How to get a list of all indices of repeated elements in a numpy array?

Question

I\'m trying to get the index of all repeated elements in a numpy array, but the solution I found for the moment is REALLY inefficient for a large (>20000 elements) input

Answer 1

You could do something along the lines of:

1. add original index ref so [[1,0],[2,1],[3,2],[1,3],[1,4]...
2. sort on [:,0]
3. use np.where(ra[1:,0] != ra[:-1,0])
4. use the list of indexes from above to construct your final list of lists

EDIT - OK so after my quick reply I've been away for a while and I see I've been voted down which is fair enough as numpy.argsort() is a much better way than my suggestion.
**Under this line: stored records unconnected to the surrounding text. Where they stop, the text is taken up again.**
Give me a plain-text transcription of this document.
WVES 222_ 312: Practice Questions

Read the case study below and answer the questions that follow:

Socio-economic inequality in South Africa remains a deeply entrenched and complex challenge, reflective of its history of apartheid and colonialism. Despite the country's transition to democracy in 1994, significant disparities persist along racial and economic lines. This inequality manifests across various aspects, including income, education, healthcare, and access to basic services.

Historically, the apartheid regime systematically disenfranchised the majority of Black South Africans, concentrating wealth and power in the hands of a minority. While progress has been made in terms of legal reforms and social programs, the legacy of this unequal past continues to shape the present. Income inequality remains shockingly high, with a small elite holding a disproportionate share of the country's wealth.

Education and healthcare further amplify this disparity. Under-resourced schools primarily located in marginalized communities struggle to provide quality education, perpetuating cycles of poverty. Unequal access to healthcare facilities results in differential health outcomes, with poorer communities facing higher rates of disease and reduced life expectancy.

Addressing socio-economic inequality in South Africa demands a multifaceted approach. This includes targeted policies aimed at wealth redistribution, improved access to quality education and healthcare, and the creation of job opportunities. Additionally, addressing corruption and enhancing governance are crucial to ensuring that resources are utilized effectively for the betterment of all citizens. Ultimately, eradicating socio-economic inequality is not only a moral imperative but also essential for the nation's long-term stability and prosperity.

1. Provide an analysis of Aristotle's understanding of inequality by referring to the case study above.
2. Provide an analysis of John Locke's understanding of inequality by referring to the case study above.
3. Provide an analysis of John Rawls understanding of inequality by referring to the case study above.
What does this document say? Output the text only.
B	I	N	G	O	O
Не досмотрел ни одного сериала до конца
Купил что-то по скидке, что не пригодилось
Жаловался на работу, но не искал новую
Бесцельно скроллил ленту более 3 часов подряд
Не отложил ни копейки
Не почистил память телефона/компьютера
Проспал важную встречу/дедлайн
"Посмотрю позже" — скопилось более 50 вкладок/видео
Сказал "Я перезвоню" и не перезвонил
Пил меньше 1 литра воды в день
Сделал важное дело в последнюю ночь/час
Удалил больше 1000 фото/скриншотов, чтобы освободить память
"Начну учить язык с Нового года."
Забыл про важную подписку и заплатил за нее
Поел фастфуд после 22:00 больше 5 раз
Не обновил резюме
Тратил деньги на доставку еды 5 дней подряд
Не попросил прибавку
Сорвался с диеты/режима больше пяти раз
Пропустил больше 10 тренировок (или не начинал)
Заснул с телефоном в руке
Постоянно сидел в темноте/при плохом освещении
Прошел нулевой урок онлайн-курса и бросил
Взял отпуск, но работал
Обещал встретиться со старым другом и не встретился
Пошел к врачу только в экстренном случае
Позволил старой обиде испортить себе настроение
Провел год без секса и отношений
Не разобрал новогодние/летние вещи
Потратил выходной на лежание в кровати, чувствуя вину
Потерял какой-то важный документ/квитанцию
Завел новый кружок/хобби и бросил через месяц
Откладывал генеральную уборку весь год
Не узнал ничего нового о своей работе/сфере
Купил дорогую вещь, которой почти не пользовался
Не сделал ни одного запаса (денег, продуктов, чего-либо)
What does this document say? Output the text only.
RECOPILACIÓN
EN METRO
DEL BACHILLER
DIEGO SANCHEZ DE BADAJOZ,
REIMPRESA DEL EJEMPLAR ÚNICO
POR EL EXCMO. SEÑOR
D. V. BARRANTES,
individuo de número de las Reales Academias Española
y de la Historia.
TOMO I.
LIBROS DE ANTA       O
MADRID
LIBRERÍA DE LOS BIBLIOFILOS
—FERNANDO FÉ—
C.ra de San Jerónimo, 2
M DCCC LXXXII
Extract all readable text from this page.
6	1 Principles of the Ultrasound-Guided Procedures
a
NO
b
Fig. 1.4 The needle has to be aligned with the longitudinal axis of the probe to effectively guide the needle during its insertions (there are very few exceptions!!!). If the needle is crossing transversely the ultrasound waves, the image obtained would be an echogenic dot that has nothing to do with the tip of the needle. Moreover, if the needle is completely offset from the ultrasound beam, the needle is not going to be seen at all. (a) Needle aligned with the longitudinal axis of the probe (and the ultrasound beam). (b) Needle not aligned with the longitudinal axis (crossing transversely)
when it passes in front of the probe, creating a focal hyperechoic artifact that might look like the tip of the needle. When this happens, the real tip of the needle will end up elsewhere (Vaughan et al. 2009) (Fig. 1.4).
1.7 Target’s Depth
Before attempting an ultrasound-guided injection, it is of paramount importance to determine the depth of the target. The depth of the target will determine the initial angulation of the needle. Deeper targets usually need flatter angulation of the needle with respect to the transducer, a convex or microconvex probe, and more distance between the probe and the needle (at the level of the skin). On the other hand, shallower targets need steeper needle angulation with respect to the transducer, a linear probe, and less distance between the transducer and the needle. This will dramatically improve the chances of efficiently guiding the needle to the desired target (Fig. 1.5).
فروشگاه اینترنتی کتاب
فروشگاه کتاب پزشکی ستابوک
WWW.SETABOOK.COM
I did vote up the numpy.unique() answer as this is an interesting feature. However if you use timeit you will find that

idx_start = np.where(sorted_records_array[:-1] != sorted_records_array[1:])[0] + 1
res = np.split(idx_sort, idx_start)

is marginally faster than

vals, idx_start = np.unique(sorted_records_array, return_index=True)
res = np.split(idx_sort, idx_start[1:])

Further edit follow question by @Nicolas

I'm not sure you can. It would be possible to get two arrays of indices in corresponding with the break points but you can't break different 'lines' of the array up into different sized pieces using np.split so

a = np.array([[4,27,42,12, 4 .. 240, 12], [3,65,23...] etc])
idx = np.argsort(a, axis=1)
sorted_a = np.diagonal(a[:, idx[:]]).T
idx_start = np.where(sorted_a[:,:-1] != sorted_a[:,1:])

# idx_start => (array([0,0,0,..1,1,..]), array([1,4,6,7..99,0,4,5]))

but that might be good enough depending on what you want to do with the information.